Senator Saxby Chambliss, Republican of Georgia and the vice chairman of the Senate Intelligence Committee, gives the president high marks despite what he sees as a failure to capture and interrogate more terrorist suspects:
“We’ve crippled Al Qaeda. The foundation may have been laid in the Bush administration, but you have to recognize that this administration has been very committed to carrying the fight to the enemy.” 

William M. Daley, President Obama’s chief of staff in 2011, said the president has frequently remarked that “nothing comes to me that’s easy to decide,” and has been frustrated by an inability sometimes to get real-time information when strikes appeared to have gone awry:
“He would keep asking, and it was my job to push [National Security Advisor] Tom Donilon to keep asking, when are we going to get the answer to this — the real answer? Was it a screw-up, was it something gone wrong, was it bad intelligence — get me the answer. Generally these things, in spite of what we all want — answers immediately, they take a lot longer.” 

William K. Lietzau, the deputy assistant secretary of defense for detainee policy, responding to internal administration concerns that its embrace of drone strikes suggests that it has adopted a take-no-prisoners policy:
“I don’t think there are clearer rules for lethal action than for detention, but you do have a clearer picture of the long term consequences... With lethal action, you are going to bury them. Figuring out what is going to happen long term with someone you detain is more difficult.” 

General James. L. Jones, the national security adviser from January 2009-November 2010, on how over time President Obama grew more comfortable with the drone program:
“At first when [then-C.I.A. director Leon] Panetta came to him with certain missions there was rigorous questioning and analysis about the unintended consequences of a mission if he approved it. He certainly adopted a principle of leadership that I absolutely agree with — that if you’re going to be blamed for something if it goes wrong, you want to understand what it is you’re agreeing to when you say yes. And as your comfort zone grows and your confidence grows in the people who are giving you advice, then you can relax a little bit.” 

Dennis C. Blair, former director of national intelligence, on what remains to be done:
“The strategic question not addressed is whether the current program has reached a point of diminishing returns. We might be just as safe relying on other measures to stop attacks on the U.S. — good intelligence sharing with other countries, strong border controls and vigilance within the country.
I’m all for drone strikes if there’s no downside. But in this case there’s a huge downside — we are making it more difficult for governments and Muslims that can cooperate with us against Al Qaeda to do so, and this cooperation is the key to long-term victory over Al Qaeda...
There is also another, long-term question that needs to be asked: Is killing leaders and followers of a hostile organization in large numbers outside a combat zone because we have the technical capacity to do so something we should be showing the world how to do? Are we creating some kind of a monster that could turn against us when the technology is available widely, as all technologies are.” 

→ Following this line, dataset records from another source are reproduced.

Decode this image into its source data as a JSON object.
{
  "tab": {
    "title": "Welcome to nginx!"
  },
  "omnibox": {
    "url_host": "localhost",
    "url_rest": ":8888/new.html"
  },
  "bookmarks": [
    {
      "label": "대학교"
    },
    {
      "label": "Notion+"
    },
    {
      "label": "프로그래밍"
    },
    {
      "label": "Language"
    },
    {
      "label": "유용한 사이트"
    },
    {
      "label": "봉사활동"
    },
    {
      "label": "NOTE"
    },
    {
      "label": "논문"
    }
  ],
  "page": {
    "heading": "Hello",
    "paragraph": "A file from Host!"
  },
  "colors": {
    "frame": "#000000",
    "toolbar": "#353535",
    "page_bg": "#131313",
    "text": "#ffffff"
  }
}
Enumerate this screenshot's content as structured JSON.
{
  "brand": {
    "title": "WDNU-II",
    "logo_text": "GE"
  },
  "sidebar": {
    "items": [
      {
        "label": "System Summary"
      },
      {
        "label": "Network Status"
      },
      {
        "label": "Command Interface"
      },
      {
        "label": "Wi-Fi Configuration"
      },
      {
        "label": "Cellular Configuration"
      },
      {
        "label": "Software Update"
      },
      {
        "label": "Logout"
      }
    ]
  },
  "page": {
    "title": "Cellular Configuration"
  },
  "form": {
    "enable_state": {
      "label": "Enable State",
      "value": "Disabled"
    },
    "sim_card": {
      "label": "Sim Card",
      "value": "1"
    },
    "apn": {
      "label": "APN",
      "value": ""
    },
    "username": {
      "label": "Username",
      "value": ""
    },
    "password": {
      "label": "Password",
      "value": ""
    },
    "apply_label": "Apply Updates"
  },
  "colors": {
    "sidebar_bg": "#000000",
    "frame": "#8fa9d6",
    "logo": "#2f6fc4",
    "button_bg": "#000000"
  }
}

Antony J. Blinken, national security adviser to Vice President Joseph R. Biden Jr., on participating in discussions about lethal action against suspected terrorists and the toll of overseeing such programs:
“The president is making, and you are contributing to, life and death decisions. Life and death decisions, first and foremost both for Americans citizens who may be at risk and those carrying out missions whose lives may be at risk, but also the people who are targets of your operations and the people around them, who may have nothing to do with it. And what people need to understand is how seriously and how powerfully the weight of those decisions bears on those who help shape them and ultimately, the president who makes them.”